超稠油组合油嘴放喷装置的研究与应用

doi:10.3969/j.issn.1006-6535.2021.05.024

摘要/Abstract

摘要： 超稠油井放喷采用五级油嘴控制放喷产液量,在调换油嘴前后,产液量会发生大幅波动,并且随着含水下降,油液黏度增大,经常出现放喷“假死”现象,影响油井放喷时效及下泵时机。为此,研制了组合油嘴放喷装置。该装置设计了异形过流口和柱形阀芯,异形过流口通过前、中、后3段不同曲率的设计,过流面积可与放喷平稳期、急速期、缓速期的放喷量相适应;通过异形过流口与柱形阀芯配合,阀门开度与放喷量线性匹配,实现放喷量的无级平滑调节;通过优化设计异形过流口位置,降低放喷时井口能量损失。该技术在辽河油田现场应用113井次,累计缩短放喷时间4 123.0 h。该技术可对超稠油井放喷制度的优化提供参考。
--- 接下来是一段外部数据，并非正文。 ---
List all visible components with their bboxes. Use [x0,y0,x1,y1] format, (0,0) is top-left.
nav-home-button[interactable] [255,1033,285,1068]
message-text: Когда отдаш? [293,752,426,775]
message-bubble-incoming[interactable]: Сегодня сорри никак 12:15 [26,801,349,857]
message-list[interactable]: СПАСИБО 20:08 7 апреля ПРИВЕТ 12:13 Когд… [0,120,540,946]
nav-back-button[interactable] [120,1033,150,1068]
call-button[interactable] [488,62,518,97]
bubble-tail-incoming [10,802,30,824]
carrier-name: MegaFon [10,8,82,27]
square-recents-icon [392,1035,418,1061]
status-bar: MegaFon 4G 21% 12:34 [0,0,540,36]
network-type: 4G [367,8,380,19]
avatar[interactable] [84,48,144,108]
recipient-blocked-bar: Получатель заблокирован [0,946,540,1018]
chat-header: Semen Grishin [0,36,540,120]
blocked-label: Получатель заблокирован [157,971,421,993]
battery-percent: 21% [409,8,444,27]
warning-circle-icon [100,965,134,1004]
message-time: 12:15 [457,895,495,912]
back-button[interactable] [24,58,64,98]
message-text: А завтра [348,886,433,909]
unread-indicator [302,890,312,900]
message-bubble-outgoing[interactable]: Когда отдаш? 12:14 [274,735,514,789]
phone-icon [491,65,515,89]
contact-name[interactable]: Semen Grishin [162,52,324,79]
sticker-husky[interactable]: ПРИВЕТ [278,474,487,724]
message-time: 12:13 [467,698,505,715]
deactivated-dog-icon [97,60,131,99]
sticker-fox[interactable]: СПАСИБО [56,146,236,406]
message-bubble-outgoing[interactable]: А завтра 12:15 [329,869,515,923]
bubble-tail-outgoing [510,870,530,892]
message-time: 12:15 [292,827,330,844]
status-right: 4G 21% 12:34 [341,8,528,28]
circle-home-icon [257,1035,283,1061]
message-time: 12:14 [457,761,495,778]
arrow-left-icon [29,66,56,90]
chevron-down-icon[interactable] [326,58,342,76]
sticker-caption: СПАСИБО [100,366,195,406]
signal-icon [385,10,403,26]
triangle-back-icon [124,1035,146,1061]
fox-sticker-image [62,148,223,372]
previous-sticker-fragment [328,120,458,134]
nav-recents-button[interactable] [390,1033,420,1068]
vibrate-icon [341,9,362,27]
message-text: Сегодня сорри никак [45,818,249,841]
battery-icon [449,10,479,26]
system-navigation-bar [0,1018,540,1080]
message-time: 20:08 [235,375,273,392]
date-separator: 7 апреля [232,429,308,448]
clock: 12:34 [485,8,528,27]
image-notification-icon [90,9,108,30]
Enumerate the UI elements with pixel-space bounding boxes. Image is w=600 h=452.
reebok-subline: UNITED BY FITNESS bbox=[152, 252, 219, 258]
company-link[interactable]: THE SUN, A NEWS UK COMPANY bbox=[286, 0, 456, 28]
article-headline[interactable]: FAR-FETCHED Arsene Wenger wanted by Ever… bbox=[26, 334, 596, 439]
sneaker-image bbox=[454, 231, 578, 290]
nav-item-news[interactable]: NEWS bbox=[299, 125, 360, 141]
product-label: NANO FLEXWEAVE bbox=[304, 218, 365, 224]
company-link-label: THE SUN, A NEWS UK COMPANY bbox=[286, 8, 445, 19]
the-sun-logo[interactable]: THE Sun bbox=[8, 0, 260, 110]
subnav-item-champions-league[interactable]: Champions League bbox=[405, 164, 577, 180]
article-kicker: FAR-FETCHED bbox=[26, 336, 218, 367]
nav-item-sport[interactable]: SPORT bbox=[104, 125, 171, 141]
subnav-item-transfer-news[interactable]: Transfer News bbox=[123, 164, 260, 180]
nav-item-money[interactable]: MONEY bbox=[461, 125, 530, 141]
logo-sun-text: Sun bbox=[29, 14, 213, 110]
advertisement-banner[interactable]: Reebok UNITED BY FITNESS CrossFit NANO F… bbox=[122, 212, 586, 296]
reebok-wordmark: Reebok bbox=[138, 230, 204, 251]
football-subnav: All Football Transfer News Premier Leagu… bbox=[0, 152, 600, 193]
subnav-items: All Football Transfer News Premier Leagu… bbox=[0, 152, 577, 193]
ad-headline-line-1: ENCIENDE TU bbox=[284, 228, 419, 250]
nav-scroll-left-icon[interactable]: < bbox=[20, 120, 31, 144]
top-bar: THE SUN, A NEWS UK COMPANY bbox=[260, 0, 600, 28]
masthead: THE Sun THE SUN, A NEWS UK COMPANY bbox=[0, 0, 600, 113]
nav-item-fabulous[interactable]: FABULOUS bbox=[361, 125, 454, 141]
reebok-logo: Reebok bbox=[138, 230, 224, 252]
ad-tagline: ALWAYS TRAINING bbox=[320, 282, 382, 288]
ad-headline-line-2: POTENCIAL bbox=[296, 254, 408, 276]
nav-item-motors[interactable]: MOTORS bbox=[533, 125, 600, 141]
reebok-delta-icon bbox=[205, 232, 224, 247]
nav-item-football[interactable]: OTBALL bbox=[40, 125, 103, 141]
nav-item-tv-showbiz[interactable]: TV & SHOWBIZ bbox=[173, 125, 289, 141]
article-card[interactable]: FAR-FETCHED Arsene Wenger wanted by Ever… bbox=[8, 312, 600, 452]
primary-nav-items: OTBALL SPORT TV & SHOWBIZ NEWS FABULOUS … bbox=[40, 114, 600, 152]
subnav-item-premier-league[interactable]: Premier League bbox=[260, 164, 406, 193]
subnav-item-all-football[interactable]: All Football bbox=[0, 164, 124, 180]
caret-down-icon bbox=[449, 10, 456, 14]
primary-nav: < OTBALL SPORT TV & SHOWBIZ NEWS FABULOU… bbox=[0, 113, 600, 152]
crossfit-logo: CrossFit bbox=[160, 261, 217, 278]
关键词: 超稠油, 放喷, 油嘴, 异形过流口, 蒸汽吞吐

Abstract: Five-stage nozzle is used to control the blowoff rate of fluids produced in the ultra-heavy oil wells. The fluid production rate fluctuates greatly before and after nozzle replacement, and as water content decreases, the viscosity of oil increases, the blowoff may be suspended, which affects the specific time for oil well blowoff and the time to run in pump. For this purpose, a blowoff technology with combined nozzle was developed. The technology was designed with special shaped overflow outlet and cylindrical spool. The special shaped overflow outlet was designed with different curvatures in the front, middle and rear sections, and the overflow area could be adapted to the blowoff rate in smooth, rapid and slow periods. The valve opening was linearly matched to the blowoff rate by matching the special shaped overflow outlet with the cylindrical spool to achieve smooth stepless adjustment of the blowoff rate. The energy loss of wellhead during blowoff could be reduced by optimizing the position of special shaped overflow outlet. The technology has been applied 113 times on site in Liaohe Oilfield, cumulatively reducing the total blowoff time by 4 123.0h. The technology can be used as a reference for optimizing the blowoff system in ultra-heavy oil wells.

Key words: ultra-heavy oil, blowoff, nozzle, special shaped overflow outlet, steam stimulation

中图分类号:

TE355.5

高忠敏, 杨波, 陈伟东. 超稠油组合油嘴放喷装置的研究与应用[J]. 特种油气藏, 2021, 28(5): 168-174.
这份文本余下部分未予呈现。